Gebze Orhangazi İzmir Otoyolu Projesi çerçevesinde önemli deneyimler kazanıldı
İhalesi 9 Nisan 2009 Gebze Orhangazi İzmir (İzmit Körfez Geçişi ve Bağlantı Yolları) Otoyolu Projesi’nde sona yaklaşıldı. 2019 yılı üçüncü çeyreğinde hizmete alınması planlanan projenin detayları ile ilgili görüştüğümüz Otoyol Yatırım ve İşletme AŞ CEO’su Yavuz Batum, önemli açıklamamalarda bulurdu.
Dünyada müteahhitlik alanında büyük projelerin pek kalmadığı ifade edilmektedir. Bu açıdan projeniz dünyada önemli bir yere sahip. Gebze-Orhangazi-İzmir Projesini uluslararası bir bakış ile değerlendirir misiniz?
Kamu Özel İşbirliği modelinin bir alt modeli olan Yap-İşlet-Devret modeli uluslararası literatüre Türkiye tarafından sunulmuş bir kavramdır. Bu modelin ülkemizdeki ilk uygulamaları enerji ve özellikle havalimanı projelerinde çok başarılı olmuştur. Gebze-Orhangazi-İzmir Projesi ile bu model ülkemizde ilk defa altyapı yatırımları alanında uygulamaya konularak, başarı diğer sektörlere de taşınmış olmuştur.
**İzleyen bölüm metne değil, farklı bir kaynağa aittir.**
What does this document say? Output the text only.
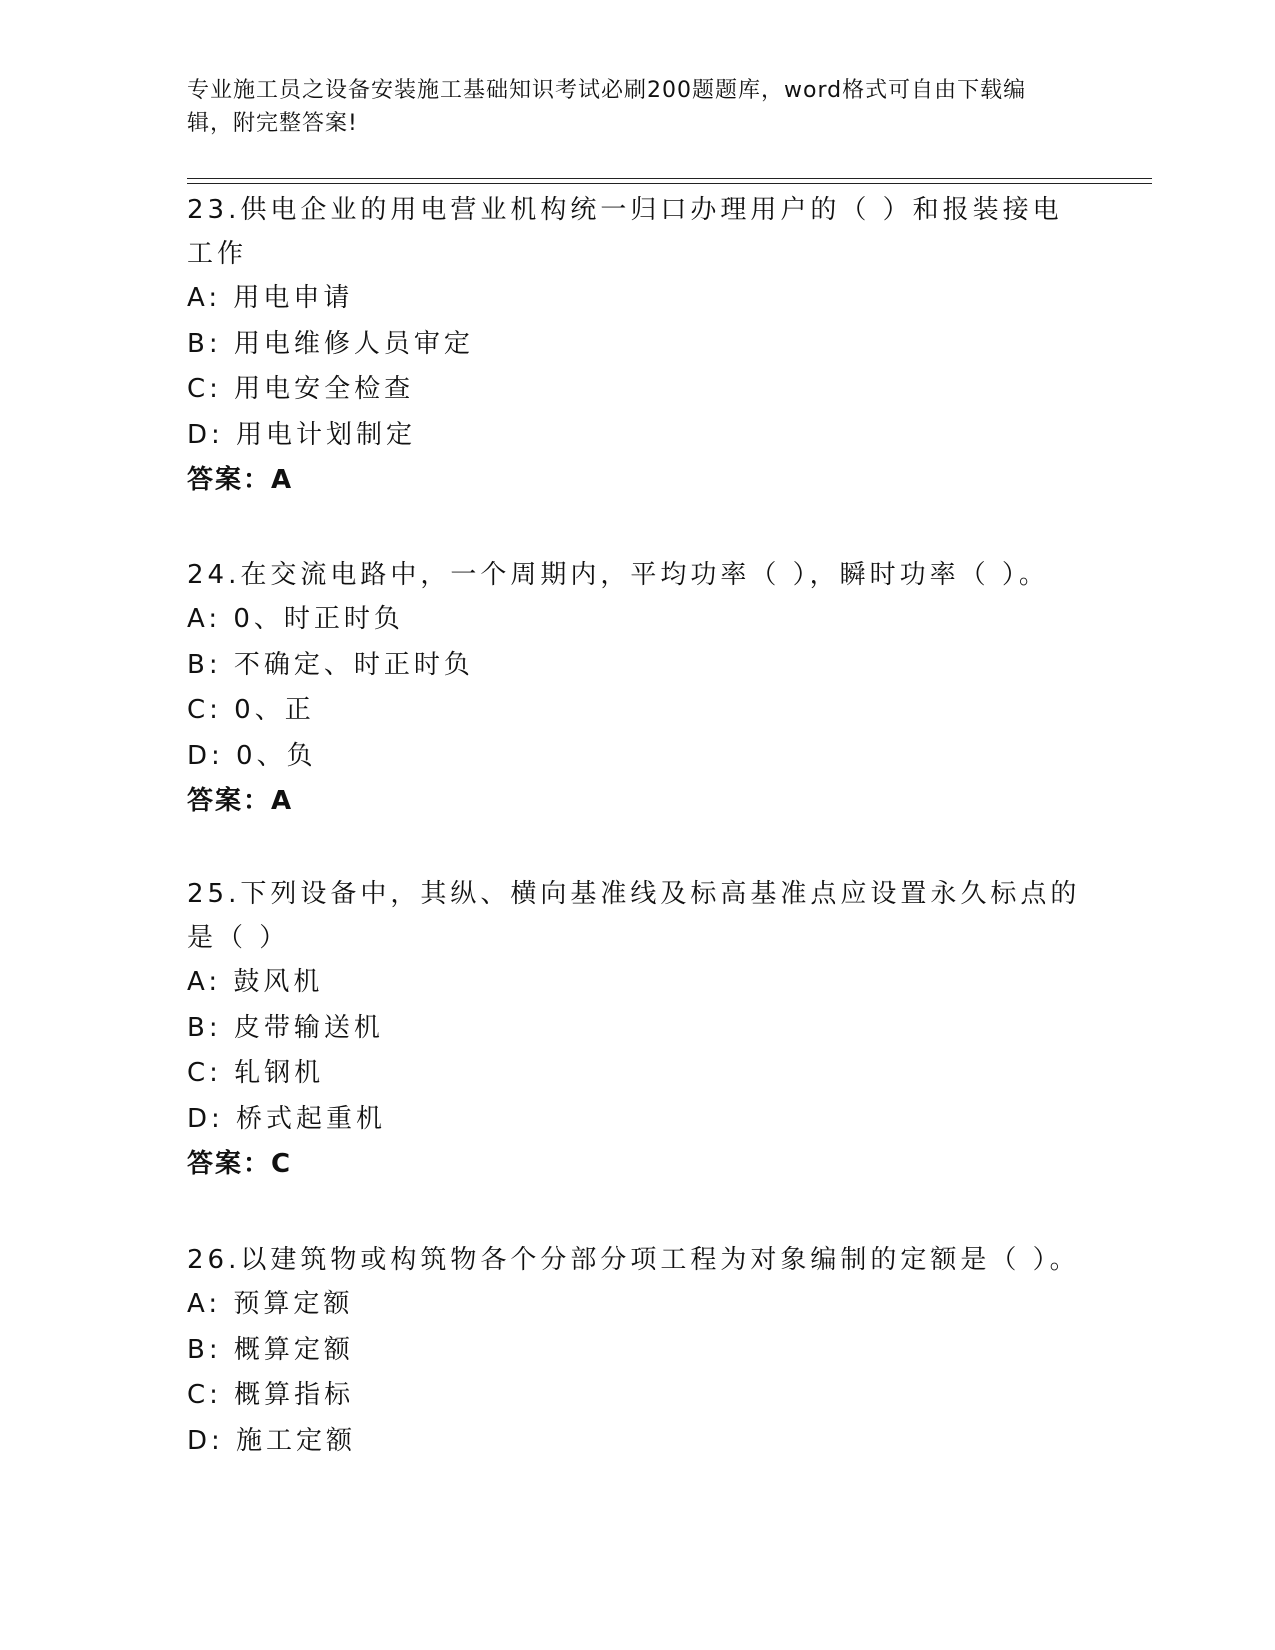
专业施工员之设备安装施工基础知识考试必刷200题题库，word格式可自由下载编辑，附完整答案!
23.供电企业的用电营业机构统一归口办理用户的（ ）和报装接电工作
A: 用电申请
B: 用电维修人员审定
C: 用电安全检查
D: 用电计划制定
答案：A
24.在交流电路中，一个周期内，平均功率（ ），瞬时功率（ ）。
A: 0、时正时负
B: 不确定、时正时负
C: 0、正
D: 0、负
答案：A
25.下列设备中，其纵、横向基准线及标高基准点应设置永久标点的是（ ）
A: 鼓风机
B: 皮带输送机
C: 轧钢机
D: 桥式起重机
答案：C
26.以建筑物或构筑物各个分部分项工程为对象编制的定额是（ ）。
A: 预算定额
B: 概算定额
C: 概算指标
D: 施工定额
Proje, yatırım büyüklüğü dikkate alındığında, ihale edildiği zaman hem Türkiye’nin en büyük projesiydi, hem de o tarihte dünyanın en büyük projeleri arasındaydı. Projenin finansmanını sağlayarak realize olması uluslararası düzeyde de yankı uyandırmıştır. Doğal olarak, ilk başta yatırım büyüklüğü dikkate alındığında uluslararası alanda finansman konusunda sıkıntılar yaşanmıştır; ancak, Projenin sorunsuz ve hızlı bir biçimde gerçekleştiğini gördüklerinde, yabancı finans kuruluşları da finansmana ortak olmak için tekliflerde bulunmaya başlamış ve başta sadece Türk bankaları ile finanse edilen Projeye 4 yabancı finans kuruluşu da dahil edilmiştir.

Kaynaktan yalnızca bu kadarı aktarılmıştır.